L’impatto ambientale del calcio: un problema da affrontare

Il mondo del calcio emette tra 64 e 66 milioni di tonnellate di CO2 all'anno. Un problema serio da affrontare.

Il calcio, lo sport più amato e seguito al mondo, porta con sé un’ombra inquietante: l’inquinamento. Con un’emissione annuale di CO2 che oscilla tra i 64 e i 66 milioni di tonnellate, l’impatto ambientale del calcio è paragonabile a quello di un intero paese come l’Austria. Ma cosa contribuisce a questo pesante bilancio ecologico? Analizziamo insieme gli elementi che rendono il calcio non solo un gioco, ma anche un grosso problema ambientale.

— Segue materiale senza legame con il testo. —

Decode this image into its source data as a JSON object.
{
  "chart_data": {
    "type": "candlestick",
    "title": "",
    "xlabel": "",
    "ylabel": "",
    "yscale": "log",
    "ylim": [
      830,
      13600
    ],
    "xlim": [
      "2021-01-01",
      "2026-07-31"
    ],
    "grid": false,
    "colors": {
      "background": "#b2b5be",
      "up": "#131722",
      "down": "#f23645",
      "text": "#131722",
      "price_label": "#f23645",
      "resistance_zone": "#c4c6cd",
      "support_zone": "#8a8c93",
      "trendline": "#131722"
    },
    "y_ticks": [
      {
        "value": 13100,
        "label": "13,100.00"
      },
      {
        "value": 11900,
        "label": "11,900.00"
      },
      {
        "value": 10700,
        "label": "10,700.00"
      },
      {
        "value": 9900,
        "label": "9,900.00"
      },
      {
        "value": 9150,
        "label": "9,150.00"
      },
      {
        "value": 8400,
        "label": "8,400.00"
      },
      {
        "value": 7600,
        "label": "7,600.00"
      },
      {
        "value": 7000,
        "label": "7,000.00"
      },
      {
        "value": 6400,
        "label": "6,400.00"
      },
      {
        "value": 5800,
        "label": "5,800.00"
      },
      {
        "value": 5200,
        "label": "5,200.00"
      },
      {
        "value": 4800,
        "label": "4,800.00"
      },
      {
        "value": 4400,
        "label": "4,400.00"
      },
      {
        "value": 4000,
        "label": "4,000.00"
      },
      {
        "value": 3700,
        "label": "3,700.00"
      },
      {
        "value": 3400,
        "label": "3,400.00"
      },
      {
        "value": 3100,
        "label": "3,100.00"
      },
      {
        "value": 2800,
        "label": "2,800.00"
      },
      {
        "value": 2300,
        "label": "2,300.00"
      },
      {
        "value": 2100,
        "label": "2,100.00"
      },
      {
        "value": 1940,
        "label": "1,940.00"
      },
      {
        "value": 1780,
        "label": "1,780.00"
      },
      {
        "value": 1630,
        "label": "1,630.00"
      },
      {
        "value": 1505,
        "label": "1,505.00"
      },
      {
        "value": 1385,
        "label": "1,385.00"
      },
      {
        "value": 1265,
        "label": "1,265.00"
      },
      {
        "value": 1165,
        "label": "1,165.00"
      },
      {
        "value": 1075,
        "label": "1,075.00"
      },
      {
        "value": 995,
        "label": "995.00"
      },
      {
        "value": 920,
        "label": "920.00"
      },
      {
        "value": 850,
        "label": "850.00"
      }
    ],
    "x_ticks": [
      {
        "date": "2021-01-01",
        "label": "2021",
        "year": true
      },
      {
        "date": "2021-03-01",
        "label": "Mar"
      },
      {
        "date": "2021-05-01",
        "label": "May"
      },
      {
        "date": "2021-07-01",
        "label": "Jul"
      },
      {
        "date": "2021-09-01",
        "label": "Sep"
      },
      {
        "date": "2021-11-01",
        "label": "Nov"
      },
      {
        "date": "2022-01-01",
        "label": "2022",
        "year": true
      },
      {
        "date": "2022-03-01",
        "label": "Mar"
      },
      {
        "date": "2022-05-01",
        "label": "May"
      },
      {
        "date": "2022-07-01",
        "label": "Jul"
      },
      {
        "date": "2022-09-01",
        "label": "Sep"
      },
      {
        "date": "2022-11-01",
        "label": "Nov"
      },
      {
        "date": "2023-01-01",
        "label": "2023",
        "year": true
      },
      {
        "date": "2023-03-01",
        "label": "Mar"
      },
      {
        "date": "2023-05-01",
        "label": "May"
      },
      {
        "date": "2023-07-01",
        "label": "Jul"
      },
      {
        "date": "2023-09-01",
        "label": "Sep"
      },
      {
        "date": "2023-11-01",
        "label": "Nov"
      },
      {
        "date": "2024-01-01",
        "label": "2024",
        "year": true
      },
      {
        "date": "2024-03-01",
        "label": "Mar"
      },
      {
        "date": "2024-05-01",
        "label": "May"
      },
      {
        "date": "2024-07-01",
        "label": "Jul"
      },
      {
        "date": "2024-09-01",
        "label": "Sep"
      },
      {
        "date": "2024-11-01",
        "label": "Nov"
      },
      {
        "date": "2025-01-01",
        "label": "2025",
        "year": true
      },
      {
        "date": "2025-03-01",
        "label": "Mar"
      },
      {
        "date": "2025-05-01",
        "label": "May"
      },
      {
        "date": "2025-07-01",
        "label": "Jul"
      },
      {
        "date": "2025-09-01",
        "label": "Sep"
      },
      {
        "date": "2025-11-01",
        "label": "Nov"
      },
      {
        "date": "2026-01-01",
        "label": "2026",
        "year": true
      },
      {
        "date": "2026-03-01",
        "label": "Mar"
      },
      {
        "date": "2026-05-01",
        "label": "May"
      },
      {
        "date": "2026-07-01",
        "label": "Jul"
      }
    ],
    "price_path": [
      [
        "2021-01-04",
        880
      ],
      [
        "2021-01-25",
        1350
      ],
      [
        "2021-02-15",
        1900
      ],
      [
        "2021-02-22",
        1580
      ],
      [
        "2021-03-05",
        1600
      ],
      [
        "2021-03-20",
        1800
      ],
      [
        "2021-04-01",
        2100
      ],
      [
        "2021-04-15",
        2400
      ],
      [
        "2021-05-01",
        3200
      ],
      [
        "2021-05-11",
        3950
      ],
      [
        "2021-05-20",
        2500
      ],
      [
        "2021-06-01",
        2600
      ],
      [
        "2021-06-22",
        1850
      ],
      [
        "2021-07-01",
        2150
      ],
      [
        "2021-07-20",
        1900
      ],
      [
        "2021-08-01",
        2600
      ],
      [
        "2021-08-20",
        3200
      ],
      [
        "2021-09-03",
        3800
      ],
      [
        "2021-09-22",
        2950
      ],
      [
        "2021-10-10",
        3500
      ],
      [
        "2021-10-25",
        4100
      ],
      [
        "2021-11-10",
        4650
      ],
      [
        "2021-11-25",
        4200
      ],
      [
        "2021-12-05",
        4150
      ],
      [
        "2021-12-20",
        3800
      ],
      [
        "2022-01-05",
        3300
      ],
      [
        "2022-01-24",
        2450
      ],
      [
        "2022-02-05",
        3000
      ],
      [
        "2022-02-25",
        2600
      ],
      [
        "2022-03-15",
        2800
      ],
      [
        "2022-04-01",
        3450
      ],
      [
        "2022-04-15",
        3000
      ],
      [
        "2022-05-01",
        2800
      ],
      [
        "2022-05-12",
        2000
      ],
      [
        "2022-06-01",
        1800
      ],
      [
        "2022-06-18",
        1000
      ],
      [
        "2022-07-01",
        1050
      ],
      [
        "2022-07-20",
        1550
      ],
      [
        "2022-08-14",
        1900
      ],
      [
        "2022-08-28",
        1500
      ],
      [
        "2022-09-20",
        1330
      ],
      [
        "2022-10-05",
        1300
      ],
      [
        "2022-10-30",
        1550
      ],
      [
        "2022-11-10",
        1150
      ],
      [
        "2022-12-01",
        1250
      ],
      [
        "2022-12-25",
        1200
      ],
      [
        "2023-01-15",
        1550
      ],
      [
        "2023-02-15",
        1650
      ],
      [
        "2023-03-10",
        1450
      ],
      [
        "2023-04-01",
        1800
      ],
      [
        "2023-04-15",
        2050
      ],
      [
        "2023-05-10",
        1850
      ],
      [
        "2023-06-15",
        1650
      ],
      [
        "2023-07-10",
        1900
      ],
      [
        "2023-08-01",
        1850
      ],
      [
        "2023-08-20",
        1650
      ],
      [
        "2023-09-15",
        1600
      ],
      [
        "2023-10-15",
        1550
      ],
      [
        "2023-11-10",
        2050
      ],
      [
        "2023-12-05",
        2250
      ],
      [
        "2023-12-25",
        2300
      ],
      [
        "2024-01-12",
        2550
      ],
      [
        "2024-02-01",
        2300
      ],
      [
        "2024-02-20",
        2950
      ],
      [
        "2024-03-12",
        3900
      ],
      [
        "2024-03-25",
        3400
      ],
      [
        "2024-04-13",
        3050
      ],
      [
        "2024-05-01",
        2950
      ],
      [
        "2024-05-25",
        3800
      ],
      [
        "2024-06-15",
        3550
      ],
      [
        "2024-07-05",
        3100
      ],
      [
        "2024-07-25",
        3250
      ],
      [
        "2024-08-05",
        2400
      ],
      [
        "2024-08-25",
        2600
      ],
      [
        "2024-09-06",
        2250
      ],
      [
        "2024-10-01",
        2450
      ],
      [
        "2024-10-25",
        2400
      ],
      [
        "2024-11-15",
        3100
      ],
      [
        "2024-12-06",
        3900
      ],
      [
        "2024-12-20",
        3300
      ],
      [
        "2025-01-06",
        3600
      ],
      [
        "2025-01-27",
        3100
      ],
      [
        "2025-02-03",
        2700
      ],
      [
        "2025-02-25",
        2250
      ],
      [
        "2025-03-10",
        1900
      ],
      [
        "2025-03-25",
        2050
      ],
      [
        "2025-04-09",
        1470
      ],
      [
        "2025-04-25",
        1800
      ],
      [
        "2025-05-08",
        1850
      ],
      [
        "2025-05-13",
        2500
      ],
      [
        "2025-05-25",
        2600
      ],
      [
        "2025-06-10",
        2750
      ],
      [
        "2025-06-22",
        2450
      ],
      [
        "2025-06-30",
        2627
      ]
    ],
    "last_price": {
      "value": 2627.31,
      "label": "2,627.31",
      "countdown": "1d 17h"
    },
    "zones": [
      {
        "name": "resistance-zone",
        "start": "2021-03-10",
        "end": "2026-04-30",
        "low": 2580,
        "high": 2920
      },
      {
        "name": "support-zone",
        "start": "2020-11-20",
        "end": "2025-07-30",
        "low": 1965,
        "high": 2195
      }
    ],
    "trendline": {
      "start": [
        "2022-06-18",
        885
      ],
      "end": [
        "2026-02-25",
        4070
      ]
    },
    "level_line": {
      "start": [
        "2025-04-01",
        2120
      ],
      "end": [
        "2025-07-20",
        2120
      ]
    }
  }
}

Emissioni e viaggi dei tifosi

Ogni anno, milioni di tifosi si spostano per seguire le proprie squadre, e questo comporta un notevole aumento delle emissioni di CO2. Non è solo la combustione di carburante a generare inquinamento: ogni nuovo stadio costruito, ogni sponsor fossile, contribuisce a questa pesante eredità. Ad esempio, i recenti mondiali per club, che vedono la partecipazione di 32 squadre, attireranno un numero ancora maggiore di appassionati, incrementando ulteriormente l’impatto ambientale. La FIFA ha programmato un aumento delle partite, passando da 64 a 104 per i Mondiali 2026, e questo significa più viaggi e quindi più inquinamento.

Un calcio sempre più affollato

In Europa, la nuova formula della Champions League prevede un aumento significativo delle partite, da 125 a 189. In questo scenario, il profitto per la FIFA e l’UEFA è garantito, ma l’ambiente paga il prezzo più alto. Ogni partita internazionale genera un surplus di emissioni di CO2, aumentando le già enormi responsabilità ecologiche del calcio.

Il report del New Weather Institute

Un recente report ha rivelato che le emissioni di CO2 legate al calcio non sono solo frutto di stime imprecise. Secondo il New Weather Institute, le emissioni di carbonio legate al football sono ben documentate e ammontano a milioni di tonnellate. Le analisi precedenti hanno sottovalutato l’impatto dei viaggi aerei dei tifosi e le sponsorizzazioni di aziende inquinanti, portando a una visione distorta della realtà. Questo studio mette in luce la necessità di una maggiore consapevolezza da parte dei dirigenti calcistici riguardo la gravità della situazione.

Le emissioni per partita

Un dato allarmante è che una singola partita dei Mondiali di calcio può emettere tra le 44.000 e le 72.000 tonnellate di CO2. Questo equivale all’impatto di migliaia di automobili circolanti in un anno. Se consideriamo anche le emissioni legate alle sponsorizzazioni, l’impatto aumenta del 350%. In effetti, il 75% dell’impronta di carbonio del calcio è dovuto agli sponsor, molti dei quali operano nel settore dei combustibili fossili.

Le parole di chi gioca

Calciatori come Tessel Middag della Nazionale olandese sono consapevoli di quanto sia importante affrontare questa crisi. Secondo lei, il calcio ha il potenziale per essere un potente strumento di cambiamento e sensibilizzazione. Non solo per gli sportivi, ma anche per i tifosi, che possono diventare più consapevoli delle loro scelte e comportamenti. Se non si interviene, il futuro del calcio e del nostro pianeta è in pericolo.

L’impatto delle competizioni

In Premier League, ogni partita genera circa 1.700 tonnellate di CO2, un numero che si applica anche ad altri campionati europei. Se si escludono le emissioni legate agli sponsor, l’impatto totale del calcio a livello globale è comunque significativo, pari a 13-15 milioni di tonnellate di CO2 all’anno. Questo è un dato preoccupante, paragonabile alle emissioni di un paese come il Costa Rica.

Impegni e responsabilità

In Italia, alcune squadre come Juventus e Roma hanno aderito a iniziative per ridurre le loro emissioni di CO2 del 50% entro il 2030. Tuttavia, gli sponsor di alto profilo, come Jeep ed Emirates, contribuiscono in modo sostanziale all’inquinamento. Le squadre italiane si trovano tra le prime dieci in Europa per quanto riguarda gli sponsor più inquinanti, il che solleva interrogativi sulla reale volontà di cambiamento.

Una scelta necessaria

Di fronte a queste sfide, è imperativo che le istanze ecologiche vengano incorporate nelle decisioni strategiche del calcio. Tuttavia, sembra che le organizzazioni come FIFA e UEFA siano più interessate ad aumentare il numero di partite che a ridurre le emissioni. L’assegnazione dei Mondiali 2034 all’Arabia Saudita, uno dei principali produttori di combustibili fossili, è l’ennesima prova di una priorità rivolta al profitto piuttosto che alla sostenibilità. Occorre un cambio di rotta significativo.